I’ve addressed all your objections and each time you just invent some new bullshit to try to justify why you got all pissy in the first place. Just fuck off already.
- Comment on Would the United States actually risk a Tiananmen Square incident? 5 weeks ago:
So I’m not allowed to tell anyone to do anything if that one thing doesn’t magically fix all the problems in the world?
- Comment on Tankie 5 weeks ago:
Blocked.
- Comment on Would the United States actually risk a Tiananmen Square incident? 5 weeks ago:
“Buying a gun” is the tankie version of libs saying “go vote”. Solves nothing, they say it will fix everything.
Where did I say that it would “fix everything?” Weren’t you just complaining about “mischaracterizing arguments” (which I never did)?
- Comment on Tankie 5 weeks ago:
Honestly not even reading your comments anymore, don’t care.
- Comment on Tankie 5 weeks ago:
And if you engaged with my actual arguments and points, you’d understand why.
- Comment on Tankie 5 weeks ago:
Yes, only in common use.
- Comment on Would the United States actually risk a Tiananmen Square incident? 5 weeks ago:
I clearly went too far because I was satirizing your mischaracterization of other people’s arguments
Who’s arguments did I mischaracterize in the initial comment I made? The National Guard’s? What a load of horseshit, you came out of the gate attacking me for no reason.

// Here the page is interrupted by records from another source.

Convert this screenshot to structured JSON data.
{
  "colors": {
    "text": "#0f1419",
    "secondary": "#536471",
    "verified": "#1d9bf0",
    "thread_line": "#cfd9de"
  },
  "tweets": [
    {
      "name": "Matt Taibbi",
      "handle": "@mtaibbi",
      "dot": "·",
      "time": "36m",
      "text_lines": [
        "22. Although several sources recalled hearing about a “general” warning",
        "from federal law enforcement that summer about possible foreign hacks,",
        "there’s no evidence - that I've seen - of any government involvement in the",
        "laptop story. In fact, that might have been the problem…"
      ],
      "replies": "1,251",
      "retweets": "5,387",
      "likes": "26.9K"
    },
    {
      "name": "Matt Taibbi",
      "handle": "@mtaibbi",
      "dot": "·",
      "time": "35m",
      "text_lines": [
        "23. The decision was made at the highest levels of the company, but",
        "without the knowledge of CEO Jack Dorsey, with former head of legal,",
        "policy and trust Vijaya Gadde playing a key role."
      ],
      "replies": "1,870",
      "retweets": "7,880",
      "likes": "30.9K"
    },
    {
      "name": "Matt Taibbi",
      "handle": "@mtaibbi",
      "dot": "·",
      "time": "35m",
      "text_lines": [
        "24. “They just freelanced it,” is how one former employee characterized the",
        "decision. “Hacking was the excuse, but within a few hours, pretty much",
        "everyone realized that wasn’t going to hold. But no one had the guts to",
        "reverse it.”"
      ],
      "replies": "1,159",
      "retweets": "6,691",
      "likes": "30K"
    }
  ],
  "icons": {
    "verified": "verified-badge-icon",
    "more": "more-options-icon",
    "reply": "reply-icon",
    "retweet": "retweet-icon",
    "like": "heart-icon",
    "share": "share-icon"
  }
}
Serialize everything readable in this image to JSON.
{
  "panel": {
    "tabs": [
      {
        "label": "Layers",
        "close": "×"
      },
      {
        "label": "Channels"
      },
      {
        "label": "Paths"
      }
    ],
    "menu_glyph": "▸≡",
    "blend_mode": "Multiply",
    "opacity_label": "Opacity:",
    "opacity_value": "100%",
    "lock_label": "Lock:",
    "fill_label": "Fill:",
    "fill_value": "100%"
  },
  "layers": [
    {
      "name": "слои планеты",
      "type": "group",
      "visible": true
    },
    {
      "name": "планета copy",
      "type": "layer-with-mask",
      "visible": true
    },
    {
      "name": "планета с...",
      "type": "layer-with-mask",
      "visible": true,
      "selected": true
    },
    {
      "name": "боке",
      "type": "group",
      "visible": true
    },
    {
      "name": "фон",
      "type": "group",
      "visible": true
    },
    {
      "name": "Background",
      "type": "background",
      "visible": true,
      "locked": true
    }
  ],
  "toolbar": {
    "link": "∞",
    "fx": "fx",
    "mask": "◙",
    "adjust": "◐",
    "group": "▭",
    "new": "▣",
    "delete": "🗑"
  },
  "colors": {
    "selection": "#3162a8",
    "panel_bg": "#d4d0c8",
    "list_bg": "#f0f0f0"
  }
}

Buying “a” gun won’t do anything meaningful in and of itself. We need some people to buy a lot of guns and ammo.
What does it matter if one person buys 10 guns to give to 10 people, or if 10 people buy their own guns? The end result is the same. You’re just putting ideological hangups before pragmatism.

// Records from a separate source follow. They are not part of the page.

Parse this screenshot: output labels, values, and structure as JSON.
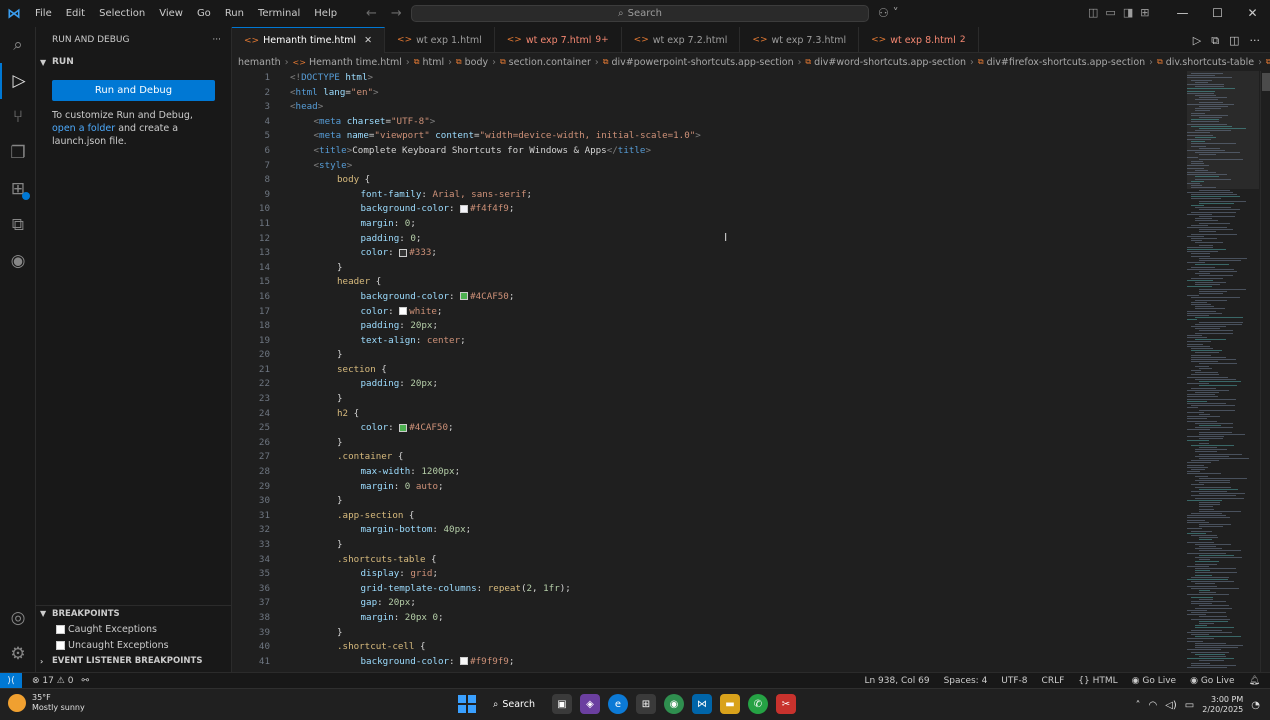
{
  "titlebar": {
    "menu": [
      "File",
      "Edit",
      "Selection",
      "View",
      "Go",
      "Run",
      "Terminal",
      "Help"
    ],
    "search_placeholder": "Search"
  },
  "sidebar": {
    "title": "RUN AND DEBUG",
    "more": "···",
    "run_section": "RUN",
    "run_button": "Run and Debug",
    "help_text_1": "To customize Run and Debug,",
    "help_link_1": "open a folder",
    "help_text_2": "and create a launch.json file.",
    "breakpoints": {
      "title": "BREAKPOINTS",
      "items": [
        "Caught Exceptions",
        "Uncaught Exceptions"
      ],
      "event_listener": "EVENT LISTENER BREAKPOINTS"
    }
  },
  "tabs": [
    {
      "label": "Hemanth time.html",
      "active": true,
      "error": false,
      "suffix": ""
    },
    {
      "label": "wt exp 1.html",
      "active": false,
      "error": false,
      "suffix": ""
    },
    {
      "label": "wt exp 7.html",
      "active": false,
      "error": true,
      "suffix": "9+"
    },
    {
      "label": "wt exp 7.2.html",
      "active": false,
      "error": false,
      "suffix": ""
    },
    {
      "label": "wt exp 7.3.html",
      "active": false,
      "error": false,
      "suffix": ""
    },
    {
      "label": "wt exp 8.html",
      "active": false,
      "error": true,
      "suffix": "2"
    }
  ],
  "breadcrumbs": [
    "hemanth",
    "Hemanth time.html",
    "html",
    "body",
    "section.container",
    "div#powerpoint-shortcuts.app-section",
    "div#word-shortcuts.app-section",
    "div#firefox-shortcuts.app-section",
    "div.shortcuts-table",
    "div"
  ],
  "code_lines": [
    {
      "n": "1",
      "i": 0,
      "tokens": [
        [
          "p",
          "<!"
        ],
        [
          "t",
          "DOCTYPE"
        ],
        [
          "a",
          " html"
        ],
        [
          "p",
          ">"
        ]
      ]
    },
    {
      "n": "2",
      "i": 0,
      "tokens": [
        [
          "p",
          "<"
        ],
        [
          "t",
          "html"
        ],
        [
          "a",
          " lang"
        ],
        [
          "d",
          "="
        ],
        [
          "s",
          "\"en\""
        ],
        [
          "p",
          ">"
        ]
      ]
    },
    {
      "n": "3",
      "i": 0,
      "tokens": [
        [
          "p",
          "<"
        ],
        [
          "t",
          "head"
        ],
        [
          "p",
          ">"
        ]
      ]
    },
    {
      "n": "4",
      "i": 1,
      "tokens": [
        [
          "p",
          "<"
        ],
        [
          "t",
          "meta"
        ],
        [
          "a",
          " charset"
        ],
        [
          "d",
          "="
        ],
        [
          "s",
          "\"UTF-8\""
        ],
        [
          "p",
          ">"
        ]
      ]
    },
    {
      "n": "5",
      "i": 1,
      "tokens": [
        [
          "p",
          "<"
        ],
        [
          "t",
          "meta"
        ],
        [
          "a",
          " name"
        ],
        [
          "d",
          "="
        ],
        [
          "s",
          "\"viewport\""
        ],
        [
          "a",
          " content"
        ],
        [
          "d",
          "="
        ],
        [
          "s",
          "\"width=device-width, initial-scale=1.0\""
        ],
        [
          "p",
          ">"
        ]
      ]
    },
    {
      "n": "6",
      "i": 1,
      "tokens": [
        [
          "p",
          "<"
        ],
        [
          "t",
          "title"
        ],
        [
          "p",
          ">"
        ],
        [
          "d",
          "Complete Keyboard Shortcuts for Windows & Apps"
        ],
        [
          "p",
          "</"
        ],
        [
          "t",
          "title"
        ],
        [
          "p",
          ">"
        ]
      ]
    },
    {
      "n": "7",
      "i": 1,
      "tokens": [
        [
          "p",
          "<"
        ],
        [
          "t",
          "style"
        ],
        [
          "p",
          ">"
        ]
      ]
    },
    {
      "n": "8",
      "i": 2,
      "tokens": [
        [
          "sel",
          "body"
        ],
        [
          "d",
          " {"
        ]
      ]
    },
    {
      "n": "9",
      "i": 3,
      "tokens": [
        [
          "k",
          "font-family"
        ],
        [
          "d",
          ": "
        ],
        [
          "v",
          "Arial, sans-serif"
        ],
        [
          "d",
          ";"
        ]
      ]
    },
    {
      "n": "10",
      "i": 3,
      "tokens": [
        [
          "k",
          "background-color"
        ],
        [
          "d",
          ": "
        ],
        [
          "sw",
          "#f4f4f9"
        ],
        [
          "v",
          "#f4f4f9"
        ],
        [
          "d",
          ";"
        ]
      ]
    },
    {
      "n": "11",
      "i": 3,
      "tokens": [
        [
          "k",
          "margin"
        ],
        [
          "d",
          ": "
        ],
        [
          "n",
          "0"
        ],
        [
          "d",
          ";"
        ]
      ]
    },
    {
      "n": "12",
      "i": 3,
      "tokens": [
        [
          "k",
          "padding"
        ],
        [
          "d",
          ": "
        ],
        [
          "n",
          "0"
        ],
        [
          "d",
          ";"
        ]
      ]
    },
    {
      "n": "13",
      "i": 3,
      "tokens": [
        [
          "k",
          "color"
        ],
        [
          "d",
          ": "
        ],
        [
          "sw",
          "#333"
        ],
        [
          "v",
          "#333"
        ],
        [
          "d",
          ";"
        ]
      ]
    },
    {
      "n": "14",
      "i": 2,
      "tokens": [
        [
          "d",
          "}"
        ]
      ]
    },
    {
      "n": "15",
      "i": 2,
      "tokens": [
        [
          "sel",
          "header"
        ],
        [
          "d",
          " {"
        ]
      ]
    },
    {
      "n": "16",
      "i": 3,
      "tokens": [
        [
          "k",
          "background-color"
        ],
        [
          "d",
          ": "
        ],
        [
          "sw",
          "#4CAF50"
        ],
        [
          "v",
          "#4CAF50"
        ],
        [
          "d",
          ";"
        ]
      ]
    },
    {
      "n": "17",
      "i": 3,
      "tokens": [
        [
          "k",
          "color"
        ],
        [
          "d",
          ": "
        ],
        [
          "sw",
          "white"
        ],
        [
          "v",
          "white"
        ],
        [
          "d",
          ";"
        ]
      ]
    },
    {
      "n": "18",
      "i": 3,
      "tokens": [
        [
          "k",
          "padding"
        ],
        [
          "d",
          ": "
        ],
        [
          "n",
          "20px"
        ],
        [
          "d",
          ";"
        ]
      ]
    },
    {
      "n": "19",
      "i": 3,
      "tokens": [
        [
          "k",
          "text-align"
        ],
        [
          "d",
          ": "
        ],
        [
          "v",
          "center"
        ],
        [
          "d",
          ";"
        ]
      ]
    },
    {
      "n": "20",
      "i": 2,
      "tokens": [
        [
          "d",
          "}"
        ]
      ]
    },
    {
      "n": "21",
      "i": 2,
      "tokens": [
        [
          "sel",
          "section"
        ],
        [
          "d",
          " {"
        ]
      ]
    },
    {
      "n": "22",
      "i": 3,
      "tokens": [
        [
          "k",
          "padding"
        ],
        [
          "d",
          ": "
        ],
        [
          "n",
          "20px"
        ],
        [
          "d",
          ";"
        ]
      ]
    },
    {
      "n": "23",
      "i": 2,
      "tokens": [
        [
          "d",
          "}"
        ]
      ]
    },
    {
      "n": "24",
      "i": 2,
      "tokens": [
        [
          "sel",
          "h2"
        ],
        [
          "d",
          " {"
        ]
      ]
    },
    {
      "n": "25",
      "i": 3,
      "tokens": [
        [
          "k",
          "color"
        ],
        [
          "d",
          ": "
        ],
        [
          "sw",
          "#4CAF50"
        ],
        [
          "v",
          "#4CAF50"
        ],
        [
          "d",
          ";"
        ]
      ]
    },
    {
      "n": "26",
      "i": 2,
      "tokens": [
        [
          "d",
          "}"
        ]
      ]
    },
    {
      "n": "27",
      "i": 2,
      "tokens": [
        [
          "sel",
          ".container"
        ],
        [
          "d",
          " {"
        ]
      ]
    },
    {
      "n": "28",
      "i": 3,
      "tokens": [
        [
          "k",
          "max-width"
        ],
        [
          "d",
          ": "
        ],
        [
          "n",
          "1200px"
        ],
        [
          "d",
          ";"
        ]
      ]
    },
    {
      "n": "29",
      "i": 3,
      "tokens": [
        [
          "k",
          "margin"
        ],
        [
          "d",
          ": "
        ],
        [
          "n",
          "0"
        ],
        [
          "v",
          " auto"
        ],
        [
          "d",
          ";"
        ]
      ]
    },
    {
      "n": "30",
      "i": 2,
      "tokens": [
        [
          "d",
          "}"
        ]
      ]
    },
    {
      "n": "31",
      "i": 2,
      "tokens": [
        [
          "sel",
          ".app-section"
        ],
        [
          "d",
          " {"
        ]
      ]
    },
    {
      "n": "32",
      "i": 3,
      "tokens": [
        [
          "k",
          "margin-bottom"
        ],
        [
          "d",
          ": "
        ],
        [
          "n",
          "40px"
        ],
        [
          "d",
          ";"
        ]
      ]
    },
    {
      "n": "33",
      "i": 2,
      "tokens": [
        [
          "d",
          "}"
        ]
      ]
    },
    {
      "n": "34",
      "i": 2,
      "tokens": [
        [
          "sel",
          ".shortcuts-table"
        ],
        [
          "d",
          " {"
        ]
      ]
    },
    {
      "n": "35",
      "i": 3,
      "tokens": [
        [
          "k",
          "display"
        ],
        [
          "d",
          ": "
        ],
        [
          "v",
          "grid"
        ],
        [
          "d",
          ";"
        ]
      ]
    },
    {
      "n": "36",
      "i": 3,
      "tokens": [
        [
          "k",
          "grid-template-columns"
        ],
        [
          "d",
          ": "
        ],
        [
          "fn",
          "repeat"
        ],
        [
          "d",
          "("
        ],
        [
          "n",
          "2"
        ],
        [
          "d",
          ", "
        ],
        [
          "n",
          "1fr"
        ],
        [
          "d",
          ");"
        ]
      ]
    },
    {
      "n": "37",
      "i": 3,
      "tokens": [
        [
          "k",
          "gap"
        ],
        [
          "d",
          ": "
        ],
        [
          "n",
          "20px"
        ],
        [
          "d",
          ";"
        ]
      ]
    },
    {
      "n": "38",
      "i": 3,
      "tokens": [
        [
          "k",
          "margin"
        ],
        [
          "d",
          ": "
        ],
        [
          "n",
          "20px"
        ],
        [
          "d",
          " "
        ],
        [
          "n",
          "0"
        ],
        [
          "d",
          ";"
        ]
      ]
    },
    {
      "n": "39",
      "i": 2,
      "tokens": [
        [
          "d",
          "}"
        ]
      ]
    },
    {
      "n": "40",
      "i": 2,
      "tokens": [
        [
          "sel",
          ".shortcut-cell"
        ],
        [
          "d",
          " {"
        ]
      ]
    },
    {
      "n": "41",
      "i": 3,
      "tokens": [
        [
          "k",
          "background-color"
        ],
        [
          "d",
          ": "
        ],
        [
          "sw",
          "#f9f9f9"
        ],
        [
          "v",
          "#f9f9f9"
        ],
        [
          "d",
          ";"
        ]
      ]
    }
  ],
  "statusbar": {
    "errors": "17",
    "warnings": "0",
    "position": "Ln 938, Col 69",
    "spaces": "Spaces: 4",
    "encoding": "UTF-8",
    "eol": "CRLF",
    "language": "HTML",
    "golive_1": "Go Live",
    "golive_2": "Go Live"
  },
  "taskbar": {
    "temperature": "35°F",
    "weather": "Mostly sunny",
    "search": "Search",
    "time": "3:00 PM",
    "date": "2/20/2025"
  },
  "colors": {
    "accent": "#0078d4",
    "error_tab": "#f48771",
    "swatch_green": "#4CAF50"
  }
}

We need lots of people thinking about each other. We need people thinking about things like food, water, waste, etc.
None of which is precluded by buying a gun.
Like the US government has never caved because somebody shot a bullet at them. They cave because airports get shutdown, because trash stops being collected.
Neither of these is correct. For example, the US government caved when the NVA shot a bunch of bullets at them. They also have the capability of suppressing strikes at gunpoint, if it comes to that. Just as they did the student demonstrators at Kent State. Strikes can be effective, but if you have no capability to fight back, then it’s not likely to be enough.
Like a bunch of military drones come through your door you won’t even have the opportunity to kill a single fascist. You’re just dead, killed by a guy essentially playing a video game. A missile is the same thing
Of course. I never disputed that. But they aren’t sending drones or launching missiles, they’re sending people.
There’s no heroic fantasy where just owning a gun lets people takedown a fascist.
That’s just obviously false. Are fascists impervious to bullets now? Is Charlie Kirk still alive, then?